Es sind bisher lokale und regionale Werbekund_innen, die Lowin und sein Pamphlet mit großformatigen Anzeigen die finanzielle Basis sichern. Darunter der Energieversorger Harz Energie, das Wohnbauunternehmen Kreiswohnbau Osterode/Göttingen, die Sparkasse sowie zahlreiche ortsansässige kleinere Handwerksbetriebe, Dienstleister_innen, Fitness-Studios oder das Schwimmbad. Auch die „Pension Coesfeld“ bewirbt ihre „Heilsteine“ aus „Giesela’s Steinstübchen“.

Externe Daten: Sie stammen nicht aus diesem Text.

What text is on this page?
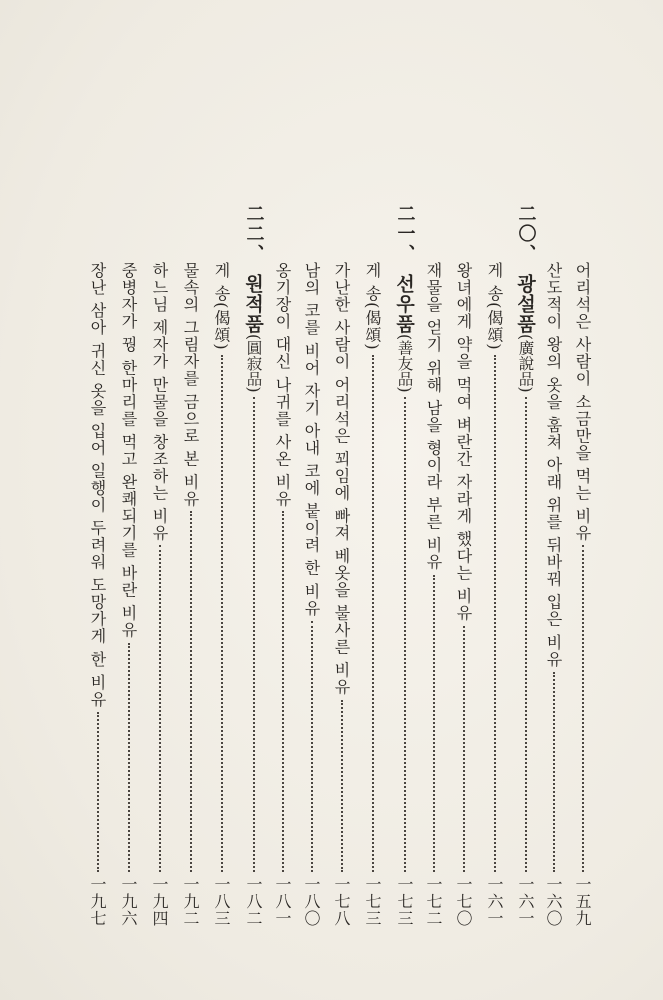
어리석은 사람이 소금만을 먹는 비유
一五九
산도적이 왕의 옷을 훔쳐 아래 위를 뒤바꿔 입은 비유
一六〇
二〇、
광설품
(廣說品)
一六一
게 송(偈頌)
一六一
왕녀에게 약을 먹여 벼란간 자라게 했다는 비유
一七〇
재물을 얻기 위해 남을 형이라 부른 비유
一七二
二一、
선우품
(善友品)
一七三
게 송(偈頌)
一七三
가난한 사람이 어리석은 꾀임에 빠져 베옷을 불사른 비유
一七八
남의 코를 비어 자기 아내 코에 붙이려 한 비유
一八〇
옹기장이 대신 나귀를 사온 비유
一八一
二二、
원적품
(圓寂品)
一八二
게 송(偈頌)
一八三
물속의 그림자를 금으로 본 비유
一九二
하느님 제자가 만물을 창조하는 비유
一九四
중병자가 꿩 한마리를 먹고 완쾌되기를 바란 비유
一九六
장난 삼아 귀신 옷을 입어 일행이 두려워 도망가게 한 비유
一九七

 Unter dem Demobericht aus Kassel fällt eine redaktionell als „anonym“ bezeichnete großformatige Werbeanzeige (!) auf. Darin wird unverhohlen der rechte Hetz-Blog von Boris Reitschuster beworben – in rechtsextremen und verschwörungsideologischen Kreisen äußerst beliebt. Die Website des Handelsblattes bezeichnet Reitschuster darin als „rechtskonservativen Blog“. Auffällig auch, dass sich seine Diffamierungen oft an erfolgreiche Frauen* richten. So hat er beispielsweise Liane Bednarz (Publizistin und Juristin) oder Simone Rafael (Publizistin und Kunsthistorikerin) mit populistischen Unterstellungen überzogen. Reitschuster versteht sich darauf, Rechte als Linke und Linke als Rechte zu verkehren. Das scheint bei Uwe Lowin zu fruchten, der in seinem redaktionellen Beitrag über die Corona-Demo in Kassel Boris Reitschuster bereitwillig  zu Wort kommen lässt.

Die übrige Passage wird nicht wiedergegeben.